We have the following IVP for $w\in C^3(0,0.5)$: $$\begin{cases}w'''(t)+w''(t)=e^t+1 \\ w(0)=1; w'(0)=0; w''(0)=1\end{cases}.$$
The question is to do an appropriate change of variable so that we get 3 first order IVPs which we know how to solve numerically.
My Try: If we use the change of variable $v(t)\to w''(t)$, we get the following first order system: $$\begin{cases}v'(t)+v(t)=e^t+1 \\ v(0)=1\end{cases}.$$
The given system then gives us an approximation of $v$ using rudimentary methods (Runge-Kutta). Now, this is only one 1st order system. The question asks for two more; what are they?

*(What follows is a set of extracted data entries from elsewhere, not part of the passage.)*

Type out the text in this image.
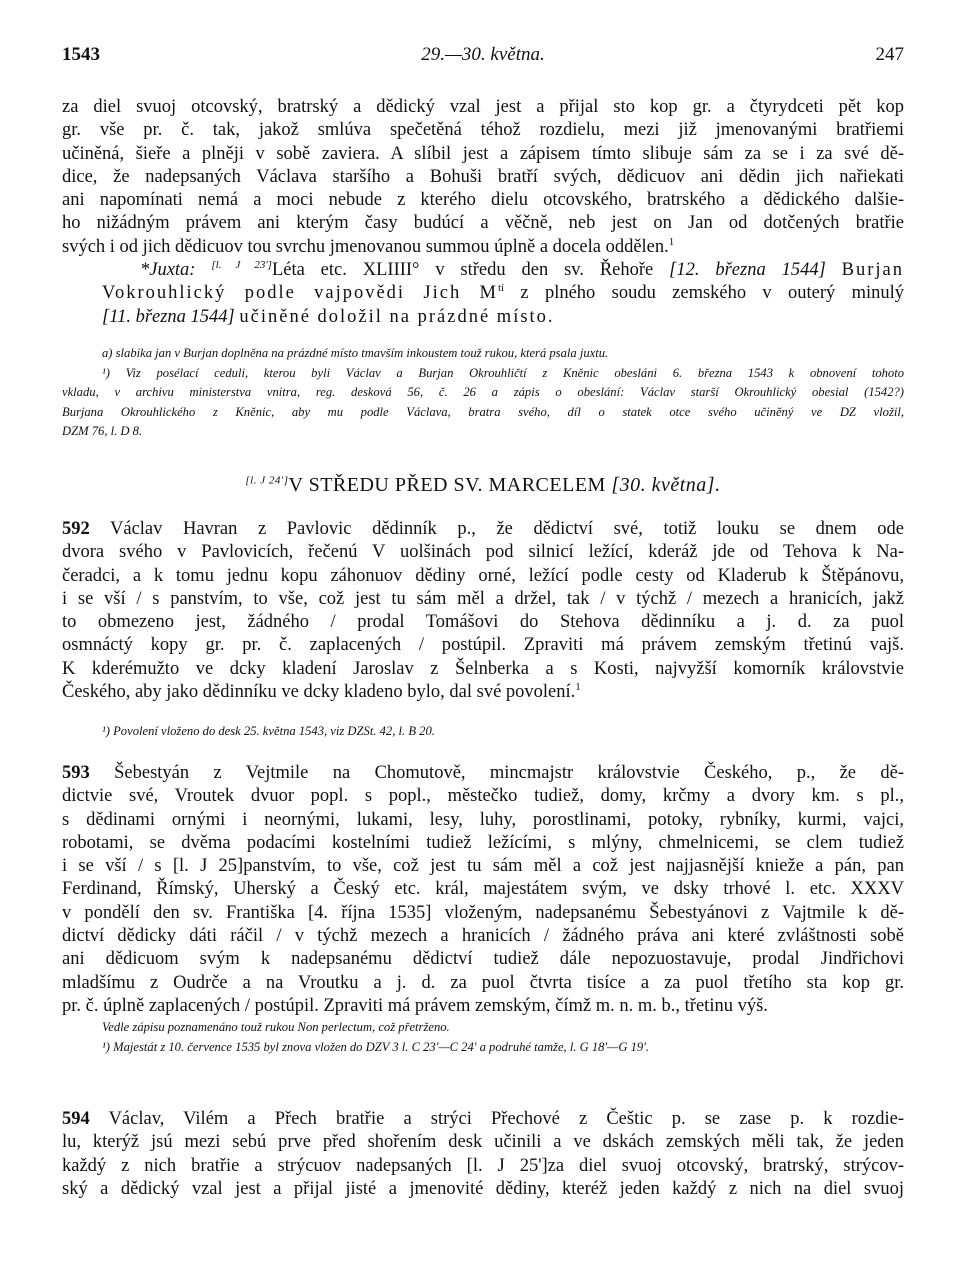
1543	29.—30. května.	247
za diel svuoj otcovský, bratrský a dědický vzal jest a přijal sto kop gr. a čtyrydceti pět kop
gr. vše pr. č. tak, jakož smlúva spečetěná téhož rozdielu, mezi již jmenovanými bratřiemi
učiněná, šieře a plněji v sobě zaviera. A slíbil jest a zápisem tímto slibuje sám za se i za své dě-
dice, že nadepsaných Václava staršího a Bohuši bratří svých, dědicuov ani dědin jich nařiekati
ani napomínati nemá a moci nebude z kterého dielu otcovského, bratrského a dědického dalšie-
ho nižádným právem ani kterým časy budúcí a věčně, neb jest on Jan od dotčených bratřie
svých i od jich dědicuov tou svrchu jmenovanou summou úplně a docela oddělen.$^1$
*Juxta: [l. J 23']Léta etc. XLIIII° v středu den sv. Řehoře [12. března 1544] Burjan
Vokrouhlický podle vajpovědi Jich $M^{tí}$ z plného soudu zemského v outerý minulý
[11. března 1544] učiněné doložil na prázdné místo.
a) slabika jan v Burjan doplněna na prázdné místo tmavším inkoustem touž rukou, která psala juxtu.
¹) Viz posélací ceduli, kterou byli Václav a Burjan Okrouhličtí z Kněnic obesláni 6. března 1543 k obnovení tohoto
vkladu, v archivu ministerstva vnitra, reg. desková 56, č. 26 a zápis o obeslání: Václav starší Okrouhlický obesial (1542?)
Burjana Okrouhlického z Kněnic, aby mu podle Václava, bratra svého, díl o statek otce svého učiněný ve DZ vložil,
DZM 76, l. D 8.
[l. J 24']V STŘEDU PŘED SV. MARCELEM [30. května].
592 Václav Havran z Pavlovic dědinník p., že dědictví své, totiž louku se dnem ode
dvora svého v Pavlovicích, řečenú V uolšinách pod silnicí ležící, kderáž jde od Tehova k Na-
čeradci, a k tomu jednu kopu záhonuov dědiny orné, ležící podle cesty od Kladerub k Štěpánovu,
i se vší / s panstvím, to vše, což jest tu sám měl a držel, tak / v týchž / mezech a hranicích, jakž
to obmezeno jest, žádného / prodal Tomášovi do Stehova dědinníku a j. d. za puol
osmnáctý kopy gr. pr. č. zaplacených / postúpil. Zpraviti má právem zemským třetinú vajš.
K kderémužto ve dcky kladení Jaroslav z Šelnberka a s Kosti, najvyžší komorník královstvie
Českého, aby jako dědinníku ve dcky kladeno bylo, dal své povolení.$^1$
¹) Povolení vloženo do desk 25. května 1543, viz DZSt. 42, l. B 20.
593 Šebestyán z Vejtmile na Chomutově, mincmajstr královstvie Českého, p., že dě-
dictvie své, Vroutek dvuor popl. s popl., městečko tudiež, domy, krčmy a dvory km. s pl.,
s dědinami ornými i neornými, lukami, lesy, luhy, porostlinami, potoky, rybníky, kurmi, vajci,
robotami, se dvěma podacími kostelními tudiež ležícími, s mlýny, chmelnicemi, se clem tudiež
i se vší / s [l. J 25]panstvím, to vše, což jest tu sám měl a což jest najjasnější knieže a pán, pan
Ferdinand, Římský, Uherský a Český etc. král, majestátem svým, ve dsky trhové l. etc. XXXV
v pondělí den sv. Františka [4. října 1535] vloženým, nadepsanému Šebestyánovi z Vajtmile k dě-
dictví dědicky dáti ráčil / v týchž mezech a hranicích / žádného práva ani které zvláštnosti sobě
ani dědicuom svým k nadepsanému dědictví tudiež dále nepozuostavuje, prodal Jindřichovi
mladšímu z Oudrče a na Vroutku a j. d. za puol čtvrta tisíce a za puol třetího sta kop gr.
pr. č. úplně zaplacených / postúpil. Zpraviti má právem zemským, čímž m. n. m. b., třetinu výš.
Vedle zápisu poznamenáno touž rukou Non perlectum, což přetrženo.
¹) Majestát z 10. července 1535 byl znova vložen do DZV 3 l. C 23'—C 24' a podruhé tamže, l. G 18'—G 19'.
594 Václav, Vilém a Přech bratřie a strýci Přechové z Češtic p. se zase p. k rozdie-
lu, kterýž jsú mezi sebú prve před shořením desk učinili a ve dskách zemských měli tak, že jeden
každý z nich bratřie a strýcuov nadepsaných [l. J 25']za diel svuoj otcovský, bratrský, strýcov-
ský a dědický vzal jest a přijal jisté a jmenovité dědiny, kteréž jeden každý z nich na diel svuoj
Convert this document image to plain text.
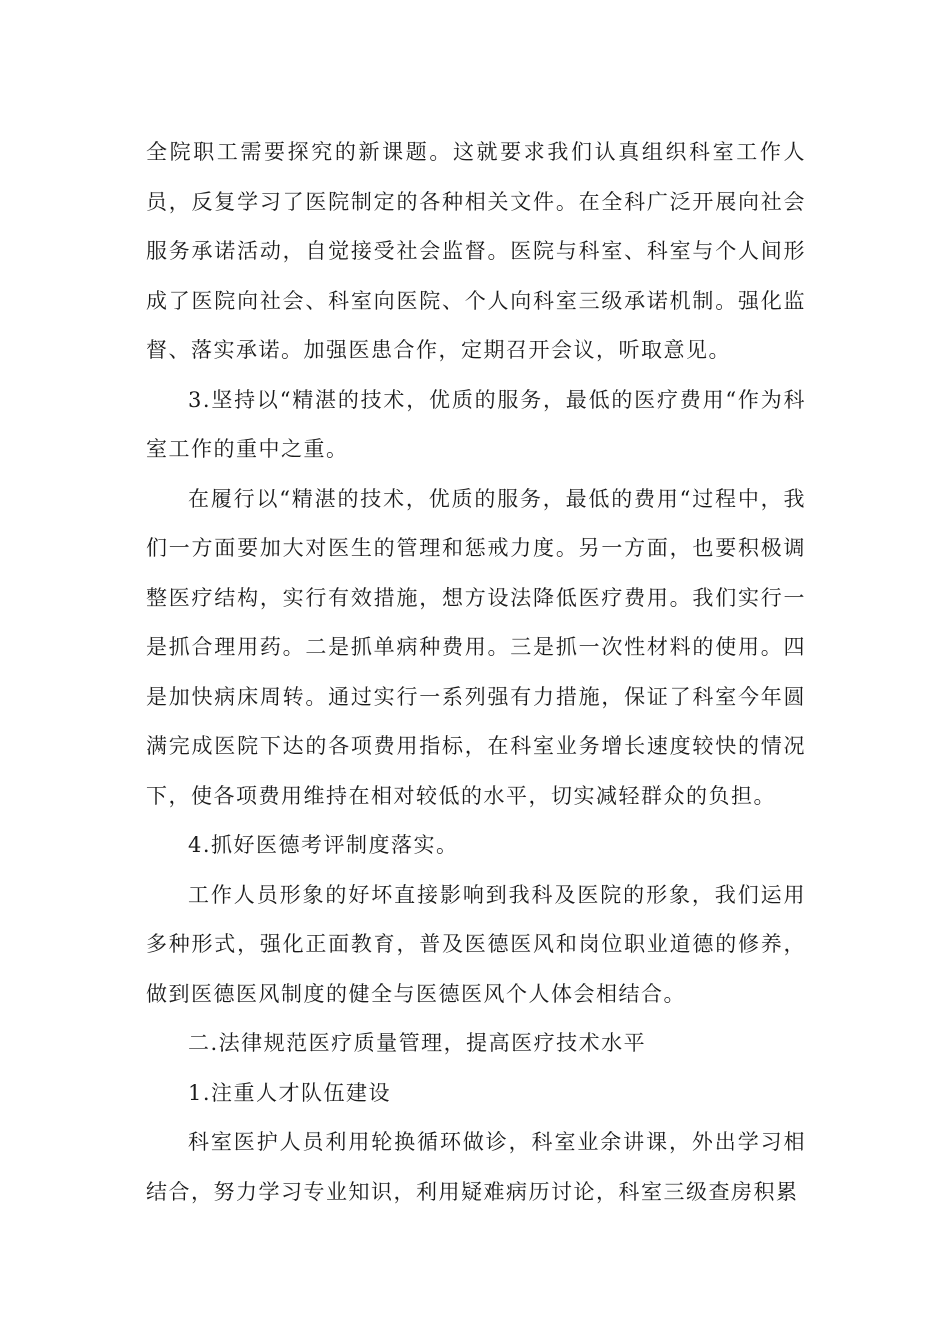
全院职工需要探究的新课题。这就要求我们认真组织科室工作人员，反复学习了医院制定的各种相关文件。在全科广泛开展向社会服务承诺活动，自觉接受社会监督。医院与科室、科室与个人间形成了医院向社会、科室向医院、个人向科室三级承诺机制。强化监督、落实承诺。加强医患合作，定期召开会议，听取意见。

3.坚持以“精湛的技术，优质的服务，最低的医疗费用“作为科室工作的重中之重。

在履行以“精湛的技术，优质的服务，最低的费用“过程中，我们一方面要加大对医生的管理和惩戒力度。另一方面，也要积极调整医疗结构，实行有效措施，想方设法降低医疗费用。我们实行一是抓合理用药。二是抓单病种费用。三是抓一次性材料的使用。四是加快病床周转。通过实行一系列强有力措施，保证了科室今年圆满完成医院下达的各项费用指标，在科室业务增长速度较快的情况下，使各项费用维持在相对较低的水平，切实减轻群众的负担。

4.抓好医德考评制度落实。

工作人员形象的好坏直接影响到我科及医院的形象，我们运用多种形式，强化正面教育，普及医德医风和岗位职业道德的修养，做到医德医风制度的健全与医德医风个人体会相结合。

二.法律规范医疗质量管理，提高医疗技术水平

1.注重人才队伍建设

科室医护人员利用轮换循环做诊，科室业余讲课，外出学习相结合，努力学习专业知识，利用疑难病历讨论，科室三级查房积累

Define $\boldsymbol{y} := (w,w',w'')^{\top}$, then you obtain from the ODE: \begin{equation} \boldsymbol{y}' = \left( \begin{array}{c} w'\\ w''\\ w''' \end{array} \right) = \left( \begin{array}{c} w'\\ w''\\ -w'' + e^t + 1 \end{array} \right) =: \boldsymbol{f}(t,\boldsymbol{y}), \end{equation} and from the given initial conditions: \begin{equation} \boldsymbol{y}(0) = \left( \begin{array}{c} w(0)\\ w'(0)\\ w''(0) \end{array} \right) = \left( \begin{array}{c} 1\\ 0\\ 1 \end{array} \right) =: \boldsymbol{y}_0. \end{equation} You now have an initial-value problem in the standard form: $\boldsymbol{y}' = \boldsymbol{f}(t,\boldsymbol{y})$, $\boldsymbol{y}(0) = \boldsymbol{y}_0$, which you can solve numerically using a Runge-Kutta method.